Krispy Kreme, Inc. (NASDAQ:DNUT) Surges 27% Yet Its Low P/S Is No Reason For Excitement
Krispy Kreme, Inc. DNUT | 3.38 3.38 | -0.29% 0.00% Post |
Krispy Kreme, Inc. (NASDAQ:DNUT) shareholders would be excited to see that the share price has had a great month, posting a 27% gain and recovering from prior weakness. But the last month did very little to improve the 63% share price decline over the last year.
Although its price has surged higher, Krispy Kreme may still be sending bullish signals at the moment with its price-to-sales (or "P/S") ratio of 0.5x, since almost half of all companies in the Hospitality industry in the United States have P/S ratios greater than 1.6x and even P/S higher than 4x are not unusual. Nonetheless, we'd need to dig a little deeper to determine if there is a rational basis for the reduced P/S.
How Krispy Kreme Has Been Performing
Krispy Kreme hasn't been tracking well recently as its declining revenue compares poorly to other companies, which have seen some growth in their revenues on average. Perhaps the P/S remains low as investors think the prospects of strong revenue growth aren't on the horizon.
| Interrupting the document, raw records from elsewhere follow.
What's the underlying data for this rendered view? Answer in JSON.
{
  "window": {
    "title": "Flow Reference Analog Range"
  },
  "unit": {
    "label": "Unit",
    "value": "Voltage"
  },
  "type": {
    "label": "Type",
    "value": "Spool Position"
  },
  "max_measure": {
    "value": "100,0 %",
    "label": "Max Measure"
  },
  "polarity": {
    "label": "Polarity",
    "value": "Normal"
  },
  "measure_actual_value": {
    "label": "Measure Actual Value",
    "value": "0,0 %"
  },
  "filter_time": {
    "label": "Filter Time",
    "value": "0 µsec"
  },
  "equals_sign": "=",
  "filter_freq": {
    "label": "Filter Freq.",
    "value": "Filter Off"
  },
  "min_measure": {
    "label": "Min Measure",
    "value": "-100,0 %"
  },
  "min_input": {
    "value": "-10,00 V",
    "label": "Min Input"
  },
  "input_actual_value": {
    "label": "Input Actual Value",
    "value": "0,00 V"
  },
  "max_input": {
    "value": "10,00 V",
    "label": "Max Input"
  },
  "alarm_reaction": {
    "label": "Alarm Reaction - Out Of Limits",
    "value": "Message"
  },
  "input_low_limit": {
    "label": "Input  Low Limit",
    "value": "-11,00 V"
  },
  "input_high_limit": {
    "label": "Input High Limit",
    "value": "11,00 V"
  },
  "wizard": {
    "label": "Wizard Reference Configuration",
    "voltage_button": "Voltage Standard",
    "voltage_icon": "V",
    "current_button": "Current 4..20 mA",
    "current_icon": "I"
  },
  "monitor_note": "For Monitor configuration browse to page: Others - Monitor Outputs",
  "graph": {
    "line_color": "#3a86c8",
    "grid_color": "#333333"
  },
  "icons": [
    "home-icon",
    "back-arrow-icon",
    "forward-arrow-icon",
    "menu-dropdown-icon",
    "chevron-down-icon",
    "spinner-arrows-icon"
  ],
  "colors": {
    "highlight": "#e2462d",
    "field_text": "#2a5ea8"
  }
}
If this is the case, then existing shareholders will probably struggle to get excited about the future direction of the share price.
If you'd like to see what analysts are forecasting going forward, you should check out our free report on Krispy Kreme.Do Revenue Forecasts Match The Low P/S Ratio?
In order to justify its P/S ratio, Krispy Kreme would need to produce sluggish growth that's trailing the industry.
In reviewing the last year of financials, we were disheartened to see the company's revenues fell to the tune of 10%. Unfortunately, that's brought it right back to where it started three years ago with revenue growth being virtually non-existent overall during that time. Therefore, it's fair to say that revenue growth has been inconsistent recently for the company.
Turning to the outlook, the next three years should generate growth of 5.5% per year as estimated by the seven analysts watching the company. That's shaping up to be materially lower than the 14% per annum growth forecast for the broader industry.
With this information, we can see why Krispy Kreme is trading at a P/S lower than the industry. It seems most investors are expecting to see limited future growth and are only willing to pay a reduced amount for the stock.
The Key Takeaway
The latest share price surge wasn't enough to lift Krispy Kreme's P/S close to the industry median. Generally, our preference is to limit the use of the price-to-sales ratio to establishing what the market thinks about the overall health of a company.
As expected, our analysis of Krispy Kreme's analyst forecasts confirms that the company's underwhelming revenue outlook is a major contributor to its low P/S. At this stage investors feel the potential for an improvement in revenue isn't great enough to justify a higher P/S ratio. Unless these conditions improve, they will continue to form a barrier for the share price around these levels.
You always need to take note of risks, for example - Krispy Kreme has 2 warning signs we think you should be aware of.
If these risks are making you reconsider your opinion on Krispy Kreme, explore our interactive list of high quality stocks to get an idea of what else is out there.
This article by Simply Wall St is general in nature. We provide commentary based on historical data and analyst forecasts only using an unbiased methodology and our articles are not intended to be financial advice. It does not constitute a recommendation to buy or sell any stock, and does not take account of your objectives, or your financial situation. We aim to bring you long-term focused analysis driven by fundamental data. Note that our analysis may not factor in the latest price-sensitive company announcements or qualitative material. Simply Wall St has no position in any stocks mentioned.